Quem procura uma relação justa com a pedra, com a árvore, com o rio, é necessariamente levado, pelo espírito da verdade que o anima, a procurar uma relação justa com o homem. Aquele que vê o espantoso esplendor do mundo é logicamente levado a ver o espantoso sofrimento do mundo. Aquele que vê o fenómeno quer ver todo o fenómeno. É apenas uma questão de atenção, de sequência e de rigor.

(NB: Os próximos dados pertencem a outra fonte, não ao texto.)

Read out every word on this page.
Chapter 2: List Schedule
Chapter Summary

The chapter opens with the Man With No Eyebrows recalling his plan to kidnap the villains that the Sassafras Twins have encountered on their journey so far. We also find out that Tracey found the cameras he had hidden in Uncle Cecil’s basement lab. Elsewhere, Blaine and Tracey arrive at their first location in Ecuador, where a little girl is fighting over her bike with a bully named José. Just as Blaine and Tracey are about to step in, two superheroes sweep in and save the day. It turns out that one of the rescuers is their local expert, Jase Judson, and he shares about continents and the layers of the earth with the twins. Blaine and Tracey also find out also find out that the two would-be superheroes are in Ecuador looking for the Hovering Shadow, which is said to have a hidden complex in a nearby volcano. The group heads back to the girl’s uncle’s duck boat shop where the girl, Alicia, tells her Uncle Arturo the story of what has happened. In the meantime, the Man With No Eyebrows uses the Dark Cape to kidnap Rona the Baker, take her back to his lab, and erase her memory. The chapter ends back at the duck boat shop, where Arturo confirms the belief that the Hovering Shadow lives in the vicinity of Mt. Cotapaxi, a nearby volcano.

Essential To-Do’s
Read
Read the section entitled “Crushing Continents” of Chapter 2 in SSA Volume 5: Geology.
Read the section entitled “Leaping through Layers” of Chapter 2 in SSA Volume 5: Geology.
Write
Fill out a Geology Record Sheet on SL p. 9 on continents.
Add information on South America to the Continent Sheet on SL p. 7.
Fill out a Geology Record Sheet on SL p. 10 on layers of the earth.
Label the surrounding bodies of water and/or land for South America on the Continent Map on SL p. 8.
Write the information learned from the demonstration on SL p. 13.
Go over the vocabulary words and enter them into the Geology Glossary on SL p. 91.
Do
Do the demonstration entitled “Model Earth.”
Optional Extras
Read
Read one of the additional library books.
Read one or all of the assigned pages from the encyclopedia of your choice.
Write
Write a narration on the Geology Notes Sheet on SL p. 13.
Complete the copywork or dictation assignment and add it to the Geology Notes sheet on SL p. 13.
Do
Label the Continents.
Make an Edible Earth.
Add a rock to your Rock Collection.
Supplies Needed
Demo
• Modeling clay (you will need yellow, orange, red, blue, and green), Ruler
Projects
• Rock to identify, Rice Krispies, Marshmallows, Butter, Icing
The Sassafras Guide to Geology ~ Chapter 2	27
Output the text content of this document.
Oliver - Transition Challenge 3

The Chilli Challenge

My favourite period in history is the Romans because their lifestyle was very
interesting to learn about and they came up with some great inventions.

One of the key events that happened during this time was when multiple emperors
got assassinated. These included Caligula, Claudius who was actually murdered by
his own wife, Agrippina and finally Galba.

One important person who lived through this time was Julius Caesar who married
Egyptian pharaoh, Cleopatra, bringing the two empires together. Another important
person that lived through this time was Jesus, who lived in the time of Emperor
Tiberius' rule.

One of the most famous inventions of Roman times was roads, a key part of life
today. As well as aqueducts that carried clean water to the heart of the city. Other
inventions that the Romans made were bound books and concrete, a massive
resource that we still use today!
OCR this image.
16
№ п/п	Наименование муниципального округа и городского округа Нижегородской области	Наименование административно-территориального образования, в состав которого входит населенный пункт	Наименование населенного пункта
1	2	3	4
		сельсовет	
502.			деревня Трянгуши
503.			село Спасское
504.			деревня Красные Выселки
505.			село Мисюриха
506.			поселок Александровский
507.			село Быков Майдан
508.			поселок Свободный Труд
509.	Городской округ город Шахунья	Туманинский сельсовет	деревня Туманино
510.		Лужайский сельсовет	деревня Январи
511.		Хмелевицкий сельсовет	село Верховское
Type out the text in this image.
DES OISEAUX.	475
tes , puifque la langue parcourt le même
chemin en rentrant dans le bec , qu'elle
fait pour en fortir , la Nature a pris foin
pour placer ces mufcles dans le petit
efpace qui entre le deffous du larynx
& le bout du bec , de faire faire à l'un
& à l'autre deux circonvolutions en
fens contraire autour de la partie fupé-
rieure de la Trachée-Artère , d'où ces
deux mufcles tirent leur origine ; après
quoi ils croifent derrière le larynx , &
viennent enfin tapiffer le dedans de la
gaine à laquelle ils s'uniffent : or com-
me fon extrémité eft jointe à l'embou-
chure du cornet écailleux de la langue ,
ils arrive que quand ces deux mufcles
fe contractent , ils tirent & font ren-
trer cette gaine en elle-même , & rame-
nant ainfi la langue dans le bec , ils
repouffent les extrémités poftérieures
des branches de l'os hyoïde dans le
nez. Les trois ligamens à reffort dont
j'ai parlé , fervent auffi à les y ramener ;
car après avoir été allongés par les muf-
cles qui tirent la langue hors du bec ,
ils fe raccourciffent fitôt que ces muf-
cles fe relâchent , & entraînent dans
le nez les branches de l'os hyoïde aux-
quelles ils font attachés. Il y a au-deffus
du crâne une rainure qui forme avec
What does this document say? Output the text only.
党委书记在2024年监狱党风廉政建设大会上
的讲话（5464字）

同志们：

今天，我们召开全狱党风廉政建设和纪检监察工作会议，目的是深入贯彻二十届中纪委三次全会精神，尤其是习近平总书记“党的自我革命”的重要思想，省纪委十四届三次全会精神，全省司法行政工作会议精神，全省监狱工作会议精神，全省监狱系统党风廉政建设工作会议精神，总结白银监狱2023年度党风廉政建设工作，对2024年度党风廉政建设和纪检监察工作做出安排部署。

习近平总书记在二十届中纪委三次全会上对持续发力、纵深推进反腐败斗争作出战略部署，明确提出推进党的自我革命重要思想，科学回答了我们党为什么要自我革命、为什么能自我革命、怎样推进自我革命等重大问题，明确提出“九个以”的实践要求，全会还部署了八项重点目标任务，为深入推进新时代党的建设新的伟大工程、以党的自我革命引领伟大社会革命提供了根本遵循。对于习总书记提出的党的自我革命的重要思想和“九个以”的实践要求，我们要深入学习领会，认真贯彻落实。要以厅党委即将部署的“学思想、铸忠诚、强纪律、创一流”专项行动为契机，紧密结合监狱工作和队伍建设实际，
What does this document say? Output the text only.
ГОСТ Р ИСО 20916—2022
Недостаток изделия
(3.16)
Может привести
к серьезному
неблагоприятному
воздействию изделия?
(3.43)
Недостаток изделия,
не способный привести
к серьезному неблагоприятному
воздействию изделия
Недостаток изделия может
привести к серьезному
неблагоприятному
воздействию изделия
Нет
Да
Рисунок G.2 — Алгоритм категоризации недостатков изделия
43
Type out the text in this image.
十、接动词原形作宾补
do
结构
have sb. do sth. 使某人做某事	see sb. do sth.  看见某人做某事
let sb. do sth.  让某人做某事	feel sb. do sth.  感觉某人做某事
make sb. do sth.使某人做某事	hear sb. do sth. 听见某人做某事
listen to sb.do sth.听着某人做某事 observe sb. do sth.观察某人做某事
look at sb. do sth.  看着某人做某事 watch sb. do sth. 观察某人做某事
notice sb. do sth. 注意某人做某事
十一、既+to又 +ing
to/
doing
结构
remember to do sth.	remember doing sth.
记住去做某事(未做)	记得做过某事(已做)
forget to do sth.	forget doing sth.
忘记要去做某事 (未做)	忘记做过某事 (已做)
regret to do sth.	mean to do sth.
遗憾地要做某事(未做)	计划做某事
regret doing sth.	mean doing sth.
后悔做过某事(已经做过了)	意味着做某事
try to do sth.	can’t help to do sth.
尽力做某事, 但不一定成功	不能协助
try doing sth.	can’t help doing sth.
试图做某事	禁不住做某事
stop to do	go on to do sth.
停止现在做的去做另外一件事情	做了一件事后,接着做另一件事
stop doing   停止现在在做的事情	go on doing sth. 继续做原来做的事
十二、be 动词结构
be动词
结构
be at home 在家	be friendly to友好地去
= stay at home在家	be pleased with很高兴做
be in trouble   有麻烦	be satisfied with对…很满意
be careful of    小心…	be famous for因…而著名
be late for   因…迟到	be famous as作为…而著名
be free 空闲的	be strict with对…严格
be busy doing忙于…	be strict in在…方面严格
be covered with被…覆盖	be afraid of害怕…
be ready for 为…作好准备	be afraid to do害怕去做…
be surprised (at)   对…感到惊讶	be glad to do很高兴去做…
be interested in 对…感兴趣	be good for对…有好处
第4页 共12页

Sophia de M. Breyner Andresen Posfácio, in Obra Poética II, Ed Caminho, 1998

quinta-feira, janeiro 01, 2009

à janela de janeiro
silvos do vento por entre a frincha do vidro do carro, milimetricamente aberto para não embaciar. chuva sacudida pelo parabrisas. o verde acinzentado das ondas da marginal, uma das poucas manifestações de vida matutina. a luz franca pelas portadas da casa antiga. batido de banana e manga. requeijão. doce de abóbora. hipotenusas de tosta mista e seus catetos. tarte de pêra. chá com extractos de sakura. café. há lá alma que queira saber de fogo de artifício ou de uvas passas, perante isto?para o ano, apareço-vos de pijama e pantufas. muito obrigada!